Golf watchers welcomed the news that Channel Ten had taken over the broadcast of the sport’s major championships from perennial underperformer Channel Nine but the celebrations have been shortlived.
For Ten’s coverage — or non-coverage may be more apt — of the Masters last weekend was borderline lamentable. For the telecast seemed to revolve around squeezing a bit of golf in between a torrent of commercials, sometimes up to eight at a time. And if you missed the details about the new long-distance golf ball, or luxury sedan car, then fear not: the ad was bound to reappear on the screen about five minutes later, and every five minutes after that.
On Sunday morning, just after Australian Stuart Appleby finished his courageous third round and led the Masters after 54 holes by one shot, Ten crossed to a greenside interview with Appleby conducted by the American host broadcaster. Appleby began to answer the second question put to him when, bang, Channel ten cut him off midstride and headed to its scheduled program, the totally unmissable Totally Wild . So much for a bit of flexibility up in the program director’s office.
A pat on the back, however, for the deserving winner of the Masters, American Zac Johnson, a born-again Christian who is a friend and fellow attendee of the tour’s bible class with Australia’s Aaron Baddeley.
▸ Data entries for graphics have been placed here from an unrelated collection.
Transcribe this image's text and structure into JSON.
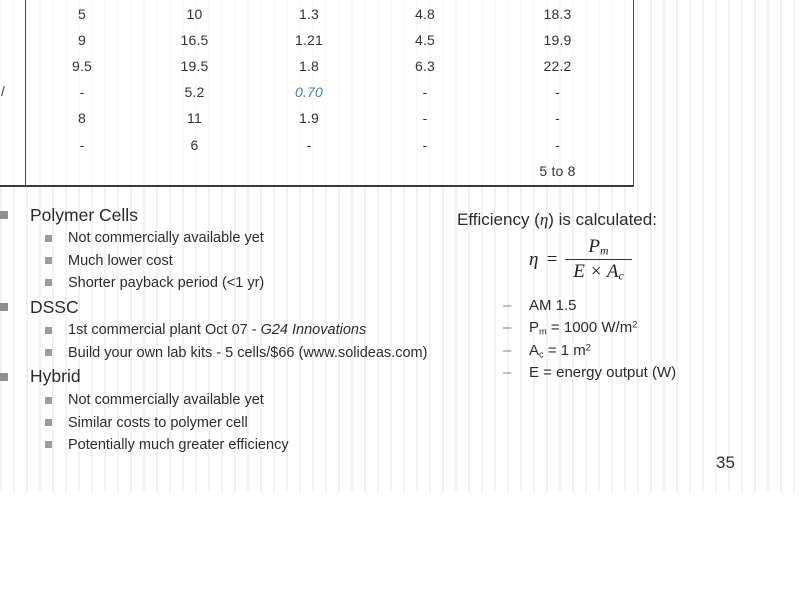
{
  "slide": {
    "page_number": "35"
  },
  "table": {
    "cutoff_row_label": "/",
    "rows": [
      [
        "5",
        "10",
        "1.3",
        "4.8",
        "18.3"
      ],
      [
        "9",
        "16.5",
        "1.21",
        "4.5",
        "19.9"
      ],
      [
        "9.5",
        "19.5",
        "1.8",
        "6.3",
        "22.2"
      ],
      [
        "-",
        "5.2",
        "0.70",
        "-",
        "-"
      ],
      [
        "8",
        "11",
        "1.9",
        "-",
        "-"
      ],
      [
        "-",
        "6",
        "-",
        "-",
        "-"
      ],
      [
        "",
        "",
        "",
        "",
        "5 to 8"
      ]
    ],
    "highlight_cell": {
      "row_index": 3,
      "col_index": 2,
      "color": "#4e80ad"
    }
  },
  "bullet_sections": [
    {
      "title": "Polymer Cells",
      "items": [
        {
          "segs": [
            {
              "t": "Not commercially available yet"
            }
          ]
        },
        {
          "segs": [
            {
              "t": "Much lower cost"
            }
          ]
        },
        {
          "segs": [
            {
              "t": "Shorter payback period (<1 yr)"
            }
          ]
        }
      ]
    },
    {
      "title": "DSSC",
      "items": [
        {
          "segs": [
            {
              "t": "1st commercial plant Oct 07 - "
            },
            {
              "t": "G24 Innovations",
              "italic": true
            }
          ]
        },
        {
          "segs": [
            {
              "t": "Build your own lab kits - 5 cells/$66 (www.solideas.com)"
            }
          ]
        }
      ]
    },
    {
      "title": "Hybrid",
      "items": [
        {
          "segs": [
            {
              "t": "Not commercially available yet"
            }
          ]
        },
        {
          "segs": [
            {
              "t": "Similar costs to polymer cell"
            }
          ]
        },
        {
          "segs": [
            {
              "t": "Potentially much greater efficiency"
            }
          ]
        }
      ]
    }
  ],
  "efficiency_panel": {
    "title_pre": "Efficiency (",
    "title_eta": "η",
    "title_post": ") is calculated:",
    "formula": {
      "lhs": "η",
      "equals": "=",
      "numerator_main": "P",
      "numerator_sub": "m",
      "denominator_main": "E × A",
      "denominator_sub": "c"
    },
    "bullet_char": "–",
    "notes": [
      {
        "segs": [
          {
            "t": "AM 1.5"
          }
        ]
      },
      {
        "segs": [
          {
            "t": "P"
          },
          {
            "t": "m",
            "sub": true
          },
          {
            "t": " = 1000 W/m"
          },
          {
            "t": "2",
            "sup": true
          }
        ]
      },
      {
        "segs": [
          {
            "t": "A"
          },
          {
            "t": "c",
            "sub": true
          },
          {
            "t": " = 1 m"
          },
          {
            "t": "2",
            "sup": true
          }
        ]
      },
      {
        "segs": [
          {
            "t": "E = energy output (W)"
          }
        ]
      }
    ]
  },
  "colors": {
    "accent_blue": "#4e80ad",
    "table_border": "#4a4a4a",
    "bullet_gray": "#9c9c9c"
  }
}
In compiling his winning round on Sunday, Johnson shelved his ego and laid up on the two par fives on the back nine, the 13th and 15th, contrary to the accepted macho wisdom which says you must try to reach both greens in two shots. Anything less and you’re a pansy, tainted for life like the American Chip Beck who in a showdown with eventual winner Bernhard Langer in 1993 laid up on the 15th and has never lived it down.
Johnson not only avoided trouble on the two water holes, he made a birdie on the 13th and par on the 15th proving that discretion is indeed the better part of valour.
Cricket’s World Cup in the West Indies will in years to come be held up as a shining example of how not to run a major sporting event. Ticket prices have been woefully out of whack with what the average West Indian can afford, robbing the tournament of much-needed local colour, and the format of the competition has been so drawn out that the cup has totally lost momentum and almost run out of puff.
Players and former players, such as Matthew Hayden and Steve Waugh, have lined up to voice their disapproval at the running of what should have been an international celebration of the one-day game.
The West Indies have played once in the past 18 days, Australia on average every six days. The waits between marquee matches have been interminable, and interest has waned accordingly. The ICC will be fervently hoping the semi-finals and final provide enough tension and drama to turn around the bad press of the past month.
In fact, the ICC brains trust would do well to convene a meeting straight after the final in Barbados on April 28, lock themselves away for a day and work out why the tournament has degenerated into such a yawn-fest. And they could start by making sure television is never again allowed to dominate scheduling in the way it has in these past few weeks where just one game a day has been played through the Super Eights stage.
It’s not open season on West Coast, but sometimes it just feels like that. The beleaguered (off the field, anyway) Perth club just keeps doing things that win it no friends. They might be undefeated in their opening two matches of the AFL season but, in the PR stakes, the Eagles are shoo-ins for the wooden spoon.
The club rolled out assistant coach Tony Micale last week to talk about the club’s injured players. Of special interest was the condition of Dean Cox, perhaps the best ruckman in the league, who had missed the first round with a thigh strain. (He was picked by the Eagles for that game as well, but predictably did not take his place.)
Well, asked the reporters at training on Wednesday, will Cox be playing this weekend against Collingwood? “Yes, we will line up as named,” said Micale confidently. But the eagle-eyed scribes had been monitoring training closely and saw that Cox hadn’t once kicked with his preferred right foot. Surely, they said to Micale, he won’t be playing if he can’t kick properly three days before the match. “He has just been complying with a program we set him for this week, and we are happy with his progress,” Micale insisted. “Coxy very rarely kicks with his right foot at training anyway, as do a number of players. We are confident…but are just being cautious.
“He is named in the side and that is the way we will go. If you look at our whole training it was a reasonably relaxed training session.”
Well, good one, Tone. Of course Cox didn’t end up playing. Thigh strains take two or three weeks to heal, at a minimum, and one wonders how many people Micale and the club fooled with this amateur-hour production. As if the opposition – Collingwood, in this case, coached by two former West Coast stalwarts Mick Malthouse and Guy McKenna – wouldn’t have known Cox was unfit to play.